Purpose of this project

With the explosion of data volume and availability, users are transitioning their focus to analysis and data-mining on these vast datasets. We believe MongoDB is ideally positioned to provide the backbone to meet these market needs. While several users have already begun to exploit this, it requires substantial sunk costs including mapping the aggregation framework to their current mental model, designing efficient schemas, and acquiring datasets for prototyping. Work to humanize the aggregation framework is already underway. We believe supplying users with example schemas for common use cases, such as user activity streams, time series data, and entity management, and more importantly, corresponding datasets for prototyping will establish MongoDB as a leader in this emerging market.

Change log

0.1.0 - Jul. 23, 2014

First release!

0.1.1 - Jul. 23, 2014

  • Fixed bug that causes mongodb-dataset-generator command crash
  • Updated README to include all features

0.1.3 - Jul. 24, 2014

  • Fixed bug that causes inconsistent content if this.<embedded doc> is used

0.1.4 - Jul. 28, 2014

  • Changed Double to Number to hide Javascript's Number constructor
  • Added _$index
  • Made the former _$size() a property _$size

Changed not yet published

branch:API - Jul. 29, 2014

  • Output nice formatted json array with flag --pretty enabled
  • Mapped chance and faker's random functions to higher level API of datasets.
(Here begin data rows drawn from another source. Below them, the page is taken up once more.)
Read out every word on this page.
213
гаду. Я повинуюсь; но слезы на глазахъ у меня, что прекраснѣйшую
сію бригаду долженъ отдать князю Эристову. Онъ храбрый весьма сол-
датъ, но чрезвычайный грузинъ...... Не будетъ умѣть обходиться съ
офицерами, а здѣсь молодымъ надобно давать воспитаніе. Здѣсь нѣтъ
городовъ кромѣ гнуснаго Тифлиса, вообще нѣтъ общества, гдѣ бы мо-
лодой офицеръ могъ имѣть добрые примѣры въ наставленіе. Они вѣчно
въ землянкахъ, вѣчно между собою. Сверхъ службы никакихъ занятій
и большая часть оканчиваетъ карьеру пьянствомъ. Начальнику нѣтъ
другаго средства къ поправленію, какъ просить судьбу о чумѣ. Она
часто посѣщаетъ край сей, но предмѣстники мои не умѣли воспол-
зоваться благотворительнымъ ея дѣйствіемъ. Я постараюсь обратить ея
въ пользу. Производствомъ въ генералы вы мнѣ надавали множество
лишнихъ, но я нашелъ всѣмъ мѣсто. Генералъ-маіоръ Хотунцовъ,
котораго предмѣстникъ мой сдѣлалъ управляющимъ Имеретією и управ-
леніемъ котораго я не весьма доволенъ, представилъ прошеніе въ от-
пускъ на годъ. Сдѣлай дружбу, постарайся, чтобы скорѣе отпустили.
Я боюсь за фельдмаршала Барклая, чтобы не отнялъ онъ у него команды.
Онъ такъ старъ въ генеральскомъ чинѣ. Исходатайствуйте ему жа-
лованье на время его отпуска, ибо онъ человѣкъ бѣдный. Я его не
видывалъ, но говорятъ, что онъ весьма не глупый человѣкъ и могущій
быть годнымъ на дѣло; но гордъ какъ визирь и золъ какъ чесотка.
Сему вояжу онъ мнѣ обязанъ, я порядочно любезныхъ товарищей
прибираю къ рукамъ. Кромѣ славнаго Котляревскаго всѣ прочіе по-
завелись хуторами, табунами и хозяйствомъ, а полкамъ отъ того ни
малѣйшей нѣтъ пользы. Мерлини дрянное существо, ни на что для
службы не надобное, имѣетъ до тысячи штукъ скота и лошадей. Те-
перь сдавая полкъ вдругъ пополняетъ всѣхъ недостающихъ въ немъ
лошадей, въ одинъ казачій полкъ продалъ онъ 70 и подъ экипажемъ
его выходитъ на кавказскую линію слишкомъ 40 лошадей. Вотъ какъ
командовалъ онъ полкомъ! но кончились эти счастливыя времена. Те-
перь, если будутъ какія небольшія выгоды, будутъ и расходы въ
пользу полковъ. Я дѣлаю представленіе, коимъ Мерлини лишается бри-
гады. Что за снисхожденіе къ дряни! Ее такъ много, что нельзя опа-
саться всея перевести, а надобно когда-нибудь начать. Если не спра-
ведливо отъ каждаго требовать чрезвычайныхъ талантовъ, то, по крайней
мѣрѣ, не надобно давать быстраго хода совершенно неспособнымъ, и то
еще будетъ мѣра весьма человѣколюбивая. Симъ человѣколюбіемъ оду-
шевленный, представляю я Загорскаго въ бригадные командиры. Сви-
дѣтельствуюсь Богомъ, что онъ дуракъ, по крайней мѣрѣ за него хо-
Please consult comments in `lib/schema/context.js' for detailed usage.

branch:arrayField - Jul. 31, 2014

  • New syntax for defining arrays in template schema
  • All configured arrays must conform to the format:
    • [ "{{_$config}}", {/*options*/}, <content>, /*optionally*/ <more content...> ]
  • Arrays whose first element is not {{_$config}} are treated as ordinary arrays
    • multiple elements are ok, [ '{{chance.name()}}', '{{chance.age()}}' ]
    • different types are ok [ true, 3, { doc: 'doc' }, [ "array" ]]
  • Supported options:
    • size - can be a number or an array of two numbers ([min, max]). the number of times the contents will be repeated

License

MIT